Tuesday, April 17, 2012


The title refers to the Argentine Oil business, majority owned by Spain's Repsol...

...until now. (link via PJMedia as FT is partly paywalled)

Classic Peronist thuggery by the Argentine government: A legislative decree nationalizing all the Repsol shares on an uncompensated (at least as presented) basis.

Spain, reacting to this both as proxy for Repsol *and* because of the massive position of Spanish and other EU banks in Repsol is rightfully furious. Here's the BBC version of that story:
Promising a "clear and overwhelming" response, Spain summoned the Argentine ambassador to express its concern.
...and were this "the old days", said ambassador would shortly be headed home with an ultimatum "backed by the sovereign power" of Spain. That's *probably* not the message this time. What is in the package, however, is almost certainly statement of a joint Spanish-EU opposition to the nationalization of YPS shares (and only the foreign-owned shares) by Argentina and the implication of what the EU could do to Argentina's export markets by sanction.

Meanwhile, real harm has already resulted: Repsol-YPS CDS Surge (CDS being Credit Default Swaps).

Argentina is rapidly managing to offend most all of their trading partners and what few friends they have left. The Chavistas are still on their side, but that's like having the Mafia think highly of you... maybe helpful, but rarely a good character reference. Oh, I guess we have to count inept but vaguely supportive guys, too.

The rest of us, however, would like to see Argentine President Cristina Fernandez de Kirchner take some lumps for this latest outrage.


Mr. Bill said...

The Chavistas are still on their side, but that's like having the Mafia think highly of you...

Isn't that kind of insulting to the (we're not openly in charge of anyone's country) Mafia?

I imagine, considering the really heinous austerity measures Spain has put into place just to stay afloat that having $5bn in investment capital yanked out from under your banks and prominent groups & individuals is going to make you just a little upset. Could they consider this an act of war? I mean, that'd be a helluva way to get out of the deep recession -- fire up the military industrial complex and go all imperialist on Argentina. I'd think Spain would find England friendly to the idea, at least.

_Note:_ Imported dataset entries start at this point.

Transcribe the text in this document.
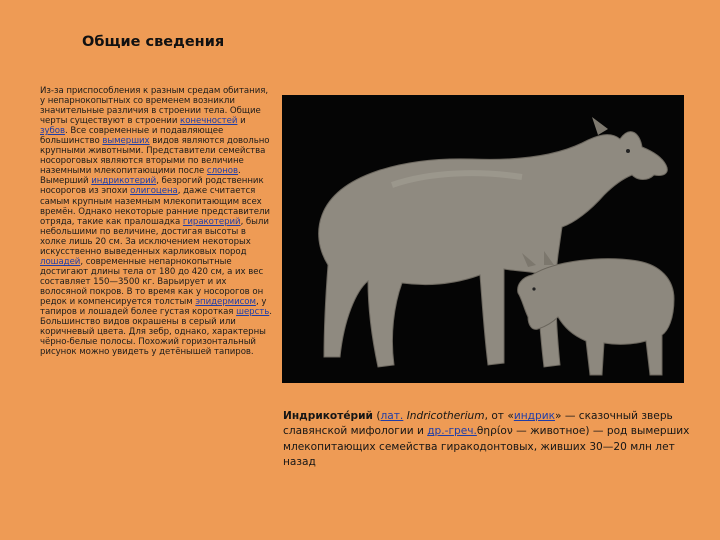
Общие сведения
Из-за приспособления к разным средам обитания, у непарнокопытных со временем возникли значительные различия в строении тела. Общие черты существуют в строении конечностей и зубов. Все современные и подавляющее большинство вымерших видов являются довольно крупными животными. Представители семейства носороговых являются вторыми по величине наземными млекопитающими после слонов. Вымерший индрикотерий, безрогий родственник носорогов из эпохи олигоцена, даже считается самым крупным наземным млекопитающим всех времён. Однако некоторые ранние представители отряда, такие как пралошадка гиракотерий, были небольшими по величине, достигая высоты в холке лишь 20 см. За исключением некоторых искусственно выведенных карликовых пород лошадей, современные непарнокопытные достигают длины тела от 180 до 420 см, а их вес составляет 150—3500 кг. Варьирует и их волосяной покров. В то время как у носорогов он редок и компенсируется толстым эпидермисом, у тапиров и лошадей более густая короткая шерсть. Большинство видов окрашены в серый или коричневый цвета. Для зебр, однако, характерны чёрно-белые полосы. Похожий горизонтальный рисунок можно увидеть у детёнышей тапиров.
Индрикоте́рий (лат. Indricotherium, от «индрик» — сказочный зверь славянской мифологии и др.-греч.θηρίον — животное) — род вымерших млекопитающих семейства гиракодонтовых, живших 30—20 млн лет назад
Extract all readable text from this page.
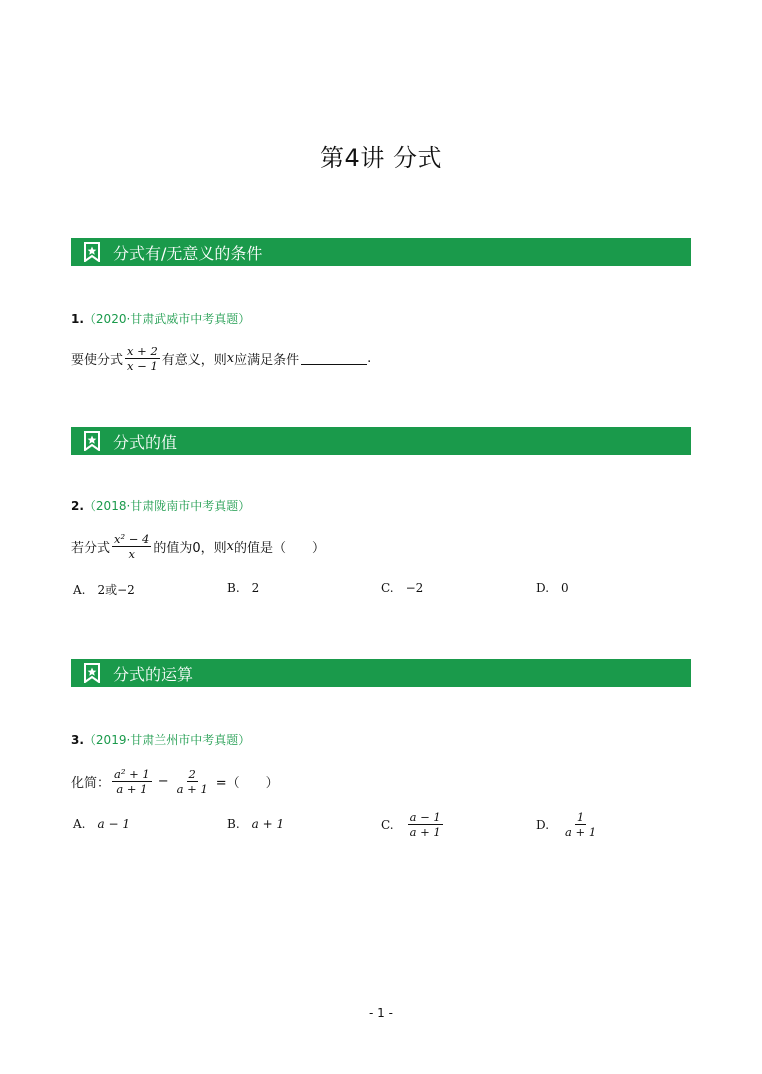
第4讲 分式
分式有/无意义的条件
1.（2020·甘肃武威市中考真题）
要使分式 $\frac{x + 2}{x - 1}$ 有意义，则 x 应满足条件	.
分式的值
2.（2018·甘肃陇南市中考真题）
若分式 $\frac{\text{x² − 4}}{x}$ 的值为0，则 x 的值是（　　）
A. 2或−2	B. 2	C. −2	D. 0
分式的运算
3.（2019·甘肃兰州市中考真题）
化简： $\frac{\text{a² + 1}}{a + 1} - \frac{2}{a + 1}$ =（　　）
A. a − 1	B. a + 1	C. $\frac{a - 1}{a + 1}$	D. $\frac{1}{a + 1}$
- 1 -
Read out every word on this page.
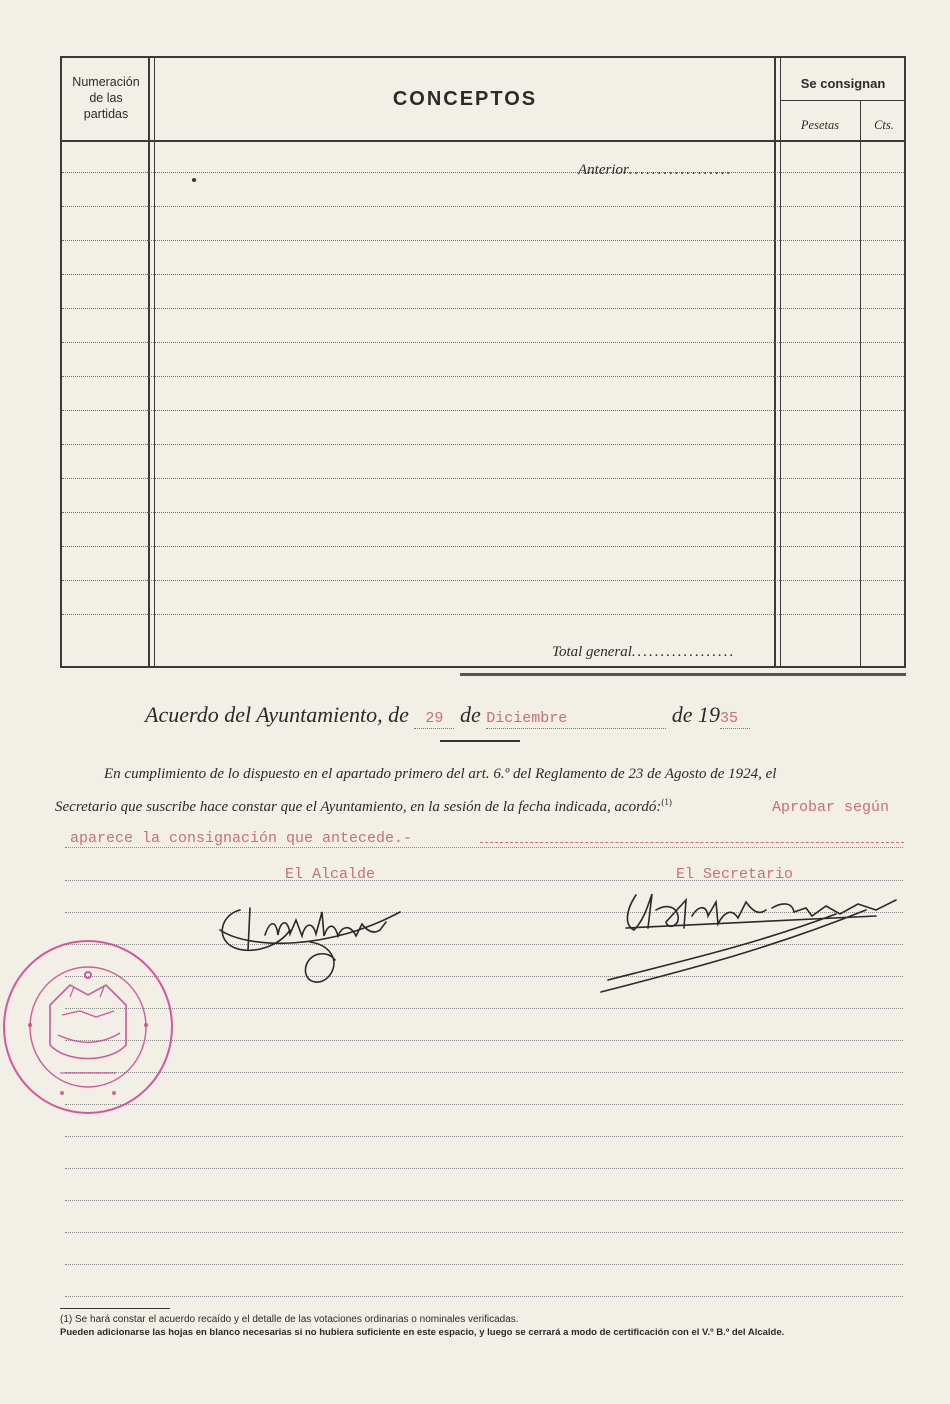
Numeración
de las
partidas
CONCEPTOS
Se consignan
Pesetas	Cts.
Anterior..................
Total general..................
Acuerdo del Ayuntamiento, de 29 de Diciembre	de 1935
En cumplimiento de lo dispuesto en el apartado primero del art. 6.º del Reglamento de 23 de Agosto de 1924, el
Secretario que suscribe hace constar que el Ayuntamiento, en la sesión de la fecha indicada, acordó:$^{(1)}$	Aprobar según
aparece la consignación que antecede.-
El Alcalde	El Secretario
(1) Se hará constar el acuerdo recaído y el detalle de las votaciones ordinarias o nominales verificadas.
Pueden adicionarse las hojas en blanco necesarias si no hubiera suficiente en este espacio, y luego se cerrará a modo de certificación con el V.º B.º del Alcalde.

Sure, this is half-comical blue sky speculation on my part... but boy, Argentina's timing isn't real good. If Spain does have any war drum beaters, I expect the noise in their assembly is going to get pretty loud.

Bad news too that King Juan Carlos I is down with a broken hip. Not a great position to be in to prosecute a war.

L.Douglas Garrett said...

@Mr Bill

Yeah, I was worried about that; cleared it with Vinny before I posted it. ((grin)) Seriously, since the Chavistas have moved so far toward running Venez as a Narcostate, the more likely similarity would be to petty gangsters with too many guns. Anyway...

"act of war"? : I've argued two points here over the years on Acts of War (Casus Belli), and both still apply in this case.
(1) since the adoption of the UN Charter (proposed 1945, declared 1948, formalized after 1952) there really isn't any way to "declare war" on anyone anymore... vis-a-vis treaty law (Intl Law). That only allowed military force in self-defense or in support of a UNSC resolution, and;
(2)That's all pretty much BS if the nation initiating the use of force can claim any sort of justification under pretty much any treaty or bilateral agreement and they don't even need that if they have an extant claim on the contested territory and *they don't even need that* if they are a UNSC P5 nation or have one firmly on their side.

The OLD way, sure, seizing the property of another sovereign state uncompensated *is* an act of war.

Even in the last century, such has been a common cause for interventions and blockades/embargoes (to pick well-known U.S.A. cases: 1920's~30's Nicaragua; 1960's~present Cuba)... but...

This case is *so* outrageous, and about so much money, and so damaging to Spain itself that if I were working the UKFCO right now I'd be out for a really nice dinner with the Spanish Foreign Minister conveying a joint support and interoperablity offer and the promise of a UNSC veto if Argentina so much as dares to complain, in return for a Spanish declaration of counterblockade and re-asserting recognition of the Falklands as British... and I'd just keep that whole Gibraltar subject off the table... time for pragmatism and all that.

You are right about the bad timing. Insane levels of unemployment right now in Spain, and the regions of the Kingdom have just been "asked" by the central government to lock in austerity programs in local spending to match the national cuts.

I'd read the eventual outcome as sanctions, EU sanctions, financial market closures, and at worse a port-of-destination embargo (Spanish ports refusing to unload Argentine cargoes)... and an Argentine fold. In the case of Argies being Argies, though (stubborn to a fault), that might not happen. Then a real blockade can't be ruled out and the Spanish do have some limited expeditionary capability and (as discussed above) some 'friends' with mutual interests.

There is also the Pride issue, on both sides, frankly. That hasn't been too obvious in Spanish international affairs recently, but the have been willing to exchange shots with Morocco over the ownership of some rocks in the last decade.

It is going to be a rough go, however this plays out.